Pediatr Blood Cancer. 2025 Nov 24:e32146. doi: 10.1002/pbc.32146. Online ahead of print.
ABSTRACT
BACKGROUND: Adolescents and young adults (AYA) living with sickle cell disease (SCD) transitioning to adult hematology care are at risk of dropping out of care and relying on emergency departments (ED) for acute crisis management. This can result in decreased continuity of care, an increase in serious health complications, and a greater mortality risk. This study aimed to investigate how transitioning to adult care is associated with SCD treatment outcomes, and test whether this association is moderated by comorbid mental health concerns (i.e., symptoms of anxiety and depression).
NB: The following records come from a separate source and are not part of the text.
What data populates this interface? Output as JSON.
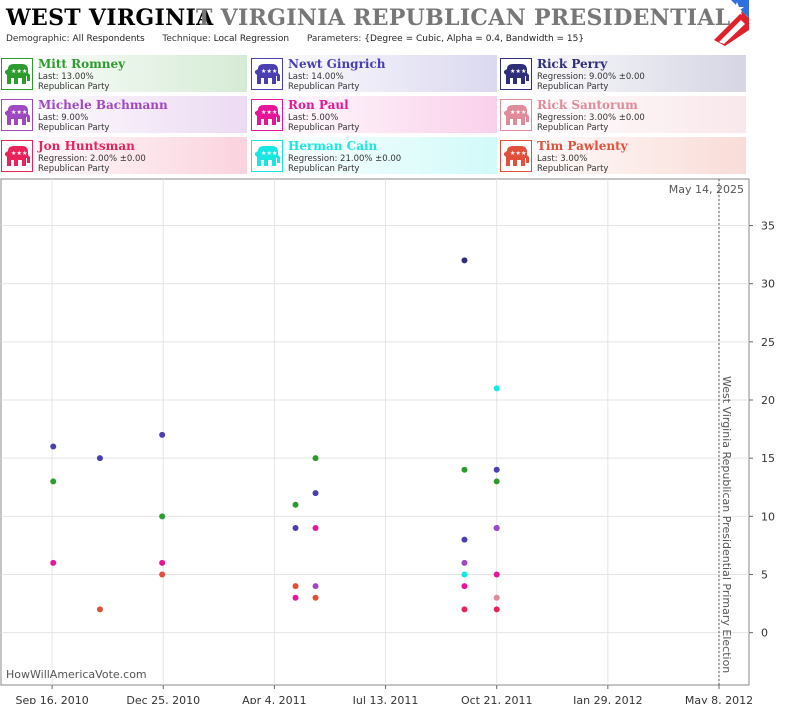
{
  "header": {
    "state": "WEST VIRGINIA",
    "race": "T VIRGINIA REPUBLICAN PRESIDENTIAL PRIMARY",
    "demographic_label": "Demographic:",
    "demographic_value": "All Respondents",
    "technique_label": "Technique:",
    "technique_value": "Local Regression",
    "parameters_label": "Parameters:",
    "parameters_value": "{Degree = Cubic, Alpha = 0.4, Bandwidth = 15}"
  },
  "colors": {
    "romney": "#2e9b2e",
    "gingrich": "#4a3fb0",
    "perry": "#2e2e7a",
    "bachmann": "#a048c0",
    "paul": "#e6159a",
    "santorum": "#e08a9a",
    "huntsman": "#e8235a",
    "cain": "#19e6e0",
    "pawlenty": "#e0503a"
  },
  "legend": [
    {
      "key": "romney",
      "name": "Mitt Romney",
      "stat": "Last: 13.00%",
      "party": "Republican Party"
    },
    {
      "key": "gingrich",
      "name": "Newt Gingrich",
      "stat": "Last: 14.00%",
      "party": "Republican Party"
    },
    {
      "key": "perry",
      "name": "Rick Perry",
      "stat": "Regression: 9.00% ±0.00",
      "party": "Republican Party"
    },
    {
      "key": "bachmann",
      "name": "Michele Bachmann",
      "stat": "Last: 9.00%",
      "party": "Republican Party"
    },
    {
      "key": "paul",
      "name": "Ron Paul",
      "stat": "Last: 5.00%",
      "party": "Republican Party"
    },
    {
      "key": "santorum",
      "name": "Rick Santorum",
      "stat": "Regression: 3.00% ±0.00",
      "party": "Republican Party"
    },
    {
      "key": "huntsman",
      "name": "Jon Huntsman",
      "stat": "Regression: 2.00% ±0.00",
      "party": "Republican Party"
    },
    {
      "key": "cain",
      "name": "Herman Cain",
      "stat": "Regression: 21.00% ±0.00",
      "party": "Republican Party"
    },
    {
      "key": "pawlenty",
      "name": "Tim Pawlenty",
      "stat": "Last: 3.00%",
      "party": "Republican Party"
    }
  ],
  "chart_data": {
    "type": "scatter",
    "date_stamp": "May 14, 2025",
    "event_label": "West Virginia Republican Presidential Primary Election",
    "event_date": "2012-05-08",
    "watermark": "HowWillAmericaVote.com",
    "x_range": [
      "2010-08-01",
      "2012-06-04"
    ],
    "x_ticks": [
      {
        "date": "2010-09-16",
        "label": "Sep 16, 2010"
      },
      {
        "date": "2010-12-25",
        "label": "Dec 25, 2010"
      },
      {
        "date": "2011-04-04",
        "label": "Apr 4, 2011"
      },
      {
        "date": "2011-07-13",
        "label": "Jul 13, 2011"
      },
      {
        "date": "2011-10-21",
        "label": "Oct 21, 2011"
      },
      {
        "date": "2012-01-29",
        "label": "Jan 29, 2012"
      },
      {
        "date": "2012-05-08",
        "label": "May 8, 2012"
      }
    ],
    "ylim": [
      -4.5,
      39
    ],
    "y_ticks": [
      0,
      5,
      10,
      15,
      20,
      25,
      30,
      35
    ],
    "grid": true,
    "series": [
      {
        "key": "romney",
        "name": "Mitt Romney",
        "points": [
          [
            "2010-09-17",
            13
          ],
          [
            "2010-12-24",
            10
          ],
          [
            "2011-04-23",
            11
          ],
          [
            "2011-05-11",
            15
          ],
          [
            "2011-09-22",
            14
          ],
          [
            "2011-10-21",
            13
          ]
        ]
      },
      {
        "key": "gingrich",
        "name": "Newt Gingrich",
        "points": [
          [
            "2010-09-17",
            16
          ],
          [
            "2010-10-29",
            15
          ],
          [
            "2010-12-24",
            17
          ],
          [
            "2011-04-23",
            9
          ],
          [
            "2011-05-11",
            12
          ],
          [
            "2011-09-22",
            8
          ],
          [
            "2011-10-21",
            14
          ]
        ]
      },
      {
        "key": "perry",
        "name": "Rick Perry",
        "points": [
          [
            "2011-09-22",
            32
          ],
          [
            "2011-10-21",
            9
          ]
        ]
      },
      {
        "key": "bachmann",
        "name": "Michele Bachmann",
        "points": [
          [
            "2011-05-11",
            4
          ],
          [
            "2011-09-22",
            6
          ],
          [
            "2011-10-21",
            9
          ]
        ]
      },
      {
        "key": "paul",
        "name": "Ron Paul",
        "points": [
          [
            "2010-09-17",
            6
          ],
          [
            "2010-12-24",
            6
          ],
          [
            "2011-04-23",
            3
          ],
          [
            "2011-05-11",
            9
          ],
          [
            "2011-09-22",
            4
          ],
          [
            "2011-10-21",
            5
          ]
        ]
      },
      {
        "key": "santorum",
        "name": "Rick Santorum",
        "points": [
          [
            "2011-10-21",
            3
          ]
        ]
      },
      {
        "key": "huntsman",
        "name": "Jon Huntsman",
        "points": [
          [
            "2011-09-22",
            2
          ],
          [
            "2011-10-21",
            2
          ]
        ]
      },
      {
        "key": "cain",
        "name": "Herman Cain",
        "points": [
          [
            "2011-09-22",
            5
          ],
          [
            "2011-10-21",
            21
          ]
        ]
      },
      {
        "key": "pawlenty",
        "name": "Tim Pawlenty",
        "points": [
          [
            "2010-10-29",
            2
          ],
          [
            "2010-12-24",
            5
          ],
          [
            "2011-04-23",
            4
          ],
          [
            "2011-05-11",
            3
          ]
        ]
      }
    ]
  }
}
PROCEDURE: We tested differences by age group (16-20, 21-25, 26-33 years) in the number of opioid prescriptions, hydroxyurea prescriptions, and ED visits using unadjusted comparisons and multivariable regression models, hypothesizing increased acute care use and decreased preventive treatment among the older age groups due to the complications associated with transitioning to adult care. We also tested whether there was an exacerbating effect of depression and anxiety symptoms on transition by assessing interaction terms between age group and symptoms in regression models.
RESULTS: After adjusting for sociodemographic and mental health symptoms, the 26-33-year-old group had a significantly higher number of opioid prescriptions, and the 21-25 and 26-33 year groups had fewer hydroxyurea prescriptions and a greater number of ED visits than their 16-20-year-old counterparts. The higher number of opioid prescriptions among the older age group was even more pronounced among those with moderate to severe anxiety symptoms.
CONCLUSIONS: Transitioning from pediatric to adult hematology poses a significant risk for AYA with SCD, especially for those with anxiety symptoms.